Identification and partial characterization of two chloroplast-encoded potential RNA metabolism genes roaA and mat1

Abstract

Although group I and group II introns are capable of self-splicing in vitro, there is growing evidence that trans acting factors facilitate splicing of group I and group II introns in vivo. For group II introns, these trans acting factors include maturases and RNA chaperones. Maturases are intron-encoded enzymes which splice the intron which encodes them and in some cases mobilize the intron. RNA chaperones are a group of general RNA binding proteins which facilitate formation of correctly folded catalytic RNAs. The Euglena gracilis chloroplast genome is an ideal system in which to study RNA metabolism, especially splicing.
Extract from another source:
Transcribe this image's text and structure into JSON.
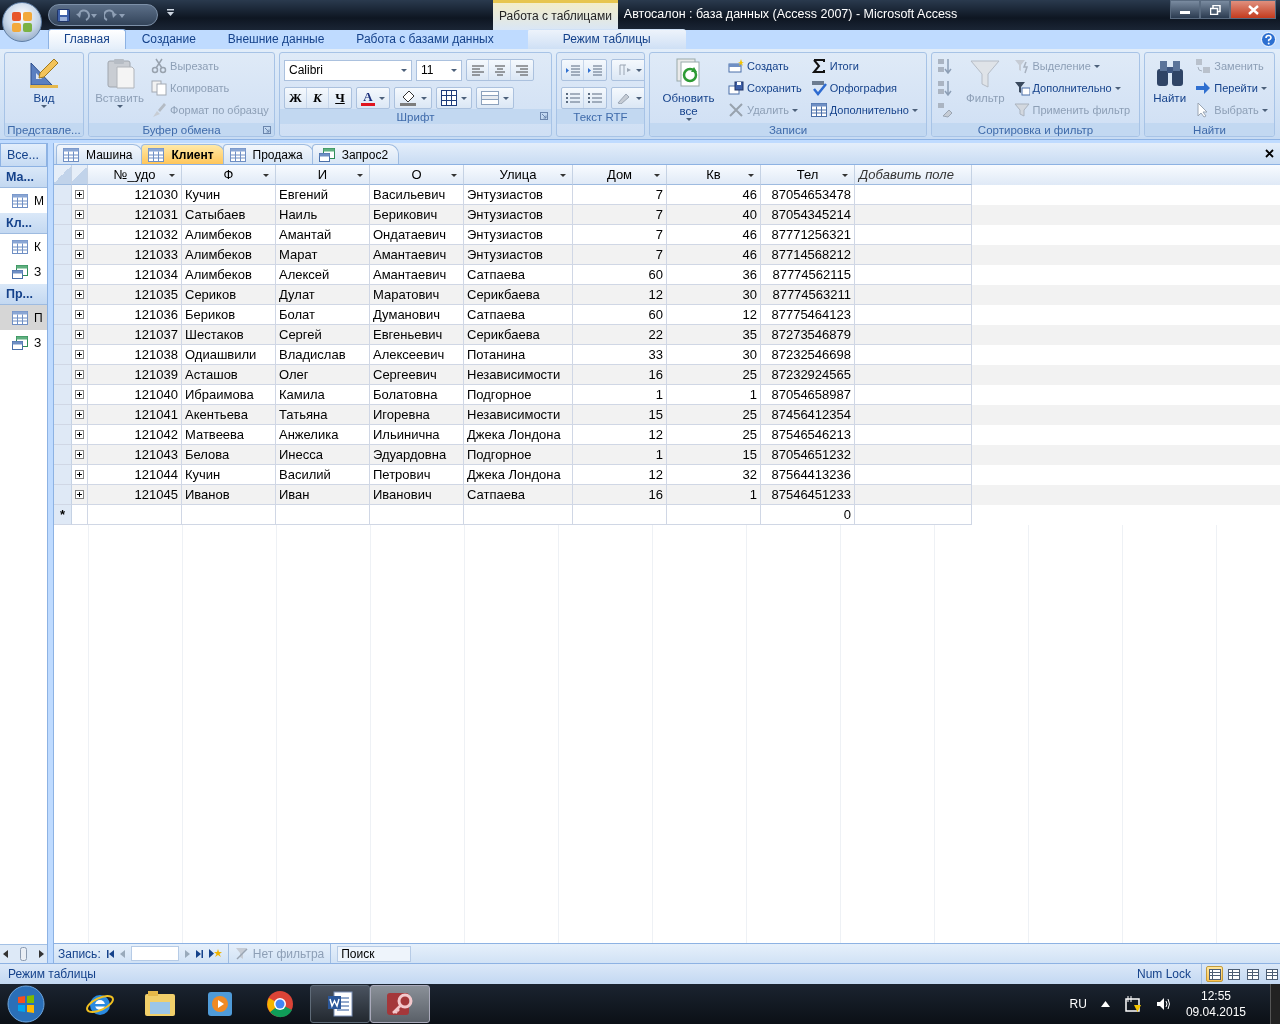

The genome is composed of 38% introns, including group II, group III and twintrons. Although Euglena gracilis chloroplast pre-mRNAs must undergo extensive processing and splicing before they are translated, no chloroplast encoded maturases or RNA chaperones have been described. I have characterized two potential RNA metabolism genes. The roaA gene is unique to the Euglena chloroplast and encodes a potential general RNA binding protein. The roaA gene and mRNA are defined in this dissertation. The roaA protein product and the protein product of a potential maturase, mat1, have also been identified. Identification of these two protein products lays the groundwork for future studies regarding the role of these two proteins in chloroplast RNA metabolism.